Still more forgiveness

So ask yourself now: Can you forgive her
If she begs you to?
Ask yourself: Can you even deliver
What she demands of you?
Or do you want revenge?
But that’s childish, so childish!
(But that’s childish, so childish!)
–“Can You Forgive Her?” from Very, by the Pet Shop Boys

My friends have been helping me out with ideas about what I should write more about, or what I should write next. I’ll see if I get to all your good ideas and pertinent points today, but if I don’t I’ll try to get to you tomorrow.

I left off with the question of when, how, whether, and why we forgive others. Some of these elements deal with forgiveness in fairly general terms: prudence, good will, and honesty supply particular reasons for forgiving.

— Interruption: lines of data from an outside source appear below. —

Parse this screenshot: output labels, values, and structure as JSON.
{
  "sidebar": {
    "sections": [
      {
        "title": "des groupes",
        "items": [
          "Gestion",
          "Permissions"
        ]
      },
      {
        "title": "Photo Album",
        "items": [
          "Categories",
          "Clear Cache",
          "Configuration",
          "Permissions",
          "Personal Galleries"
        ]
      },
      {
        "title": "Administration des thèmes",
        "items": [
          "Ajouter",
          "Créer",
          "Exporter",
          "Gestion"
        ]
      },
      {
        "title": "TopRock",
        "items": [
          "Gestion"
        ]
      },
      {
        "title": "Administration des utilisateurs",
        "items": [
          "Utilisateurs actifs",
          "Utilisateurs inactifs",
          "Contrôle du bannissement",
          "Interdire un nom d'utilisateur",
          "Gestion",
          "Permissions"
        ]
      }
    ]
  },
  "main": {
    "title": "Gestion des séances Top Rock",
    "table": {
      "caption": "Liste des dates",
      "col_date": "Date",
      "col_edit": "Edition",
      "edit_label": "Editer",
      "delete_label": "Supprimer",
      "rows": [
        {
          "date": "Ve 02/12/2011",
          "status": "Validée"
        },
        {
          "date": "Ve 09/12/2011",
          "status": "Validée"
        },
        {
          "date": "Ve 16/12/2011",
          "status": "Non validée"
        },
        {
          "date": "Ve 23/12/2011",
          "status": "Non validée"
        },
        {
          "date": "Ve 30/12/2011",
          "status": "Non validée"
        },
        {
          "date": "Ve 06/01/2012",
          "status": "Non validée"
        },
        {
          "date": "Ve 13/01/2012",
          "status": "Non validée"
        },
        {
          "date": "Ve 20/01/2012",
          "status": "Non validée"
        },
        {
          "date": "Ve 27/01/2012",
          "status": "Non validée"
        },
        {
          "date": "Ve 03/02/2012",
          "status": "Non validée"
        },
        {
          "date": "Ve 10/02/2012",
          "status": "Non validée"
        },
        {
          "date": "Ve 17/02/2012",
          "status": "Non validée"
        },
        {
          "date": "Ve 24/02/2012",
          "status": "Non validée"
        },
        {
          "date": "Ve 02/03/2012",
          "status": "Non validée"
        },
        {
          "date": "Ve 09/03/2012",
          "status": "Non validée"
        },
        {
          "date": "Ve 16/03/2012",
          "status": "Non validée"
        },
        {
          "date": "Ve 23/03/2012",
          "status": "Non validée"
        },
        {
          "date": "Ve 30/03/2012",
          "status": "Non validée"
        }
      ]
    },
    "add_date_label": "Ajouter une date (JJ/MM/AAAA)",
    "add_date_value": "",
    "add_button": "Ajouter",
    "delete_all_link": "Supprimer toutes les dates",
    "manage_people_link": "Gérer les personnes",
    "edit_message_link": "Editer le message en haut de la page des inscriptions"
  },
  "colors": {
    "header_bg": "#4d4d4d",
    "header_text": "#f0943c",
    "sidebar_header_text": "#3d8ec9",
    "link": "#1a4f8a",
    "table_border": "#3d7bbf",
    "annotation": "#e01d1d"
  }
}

Other rationales derive from theological understandings of sin and forgiveness. David Weinberger has already called me on this. If anyone takes exception to this theologian sounding more, well, theological, I can’t exactly apologize but I do at least appreciate your having borne with me so long. If you’re patient with some theologizing, too, I can get further tonight.

Human wisdom teaches us that it just makes sense to forgive people most of the time. We all need forgiveness, more than we care to admit, so if we encourage as wide a practice of forgiveness as we can, we contribute to social relations where the forgiveness that we need will more llikely be offered to us. Our good-heartedness stirs upa forgiving spirit; we don’t want to hold offenses against our friends, or even against strangers. (Strangers make a harder case, but I would argue that most people of goodwill would prefer to forgive, even if suspicion and self-protection win out in specific cases.) Honesty precludes our arrogating to ourselves a freedom from error that would warrant our sitting in judgment of others. Forgiveness, in general, makes the world a better place. My correspondent Chaz suggested that “Forgiveness is voluntarily relinquishing your right to take revenge”—that gets at one way of envisioning a world freed from the entangling nets of retribution that endanger so many people who long for peace.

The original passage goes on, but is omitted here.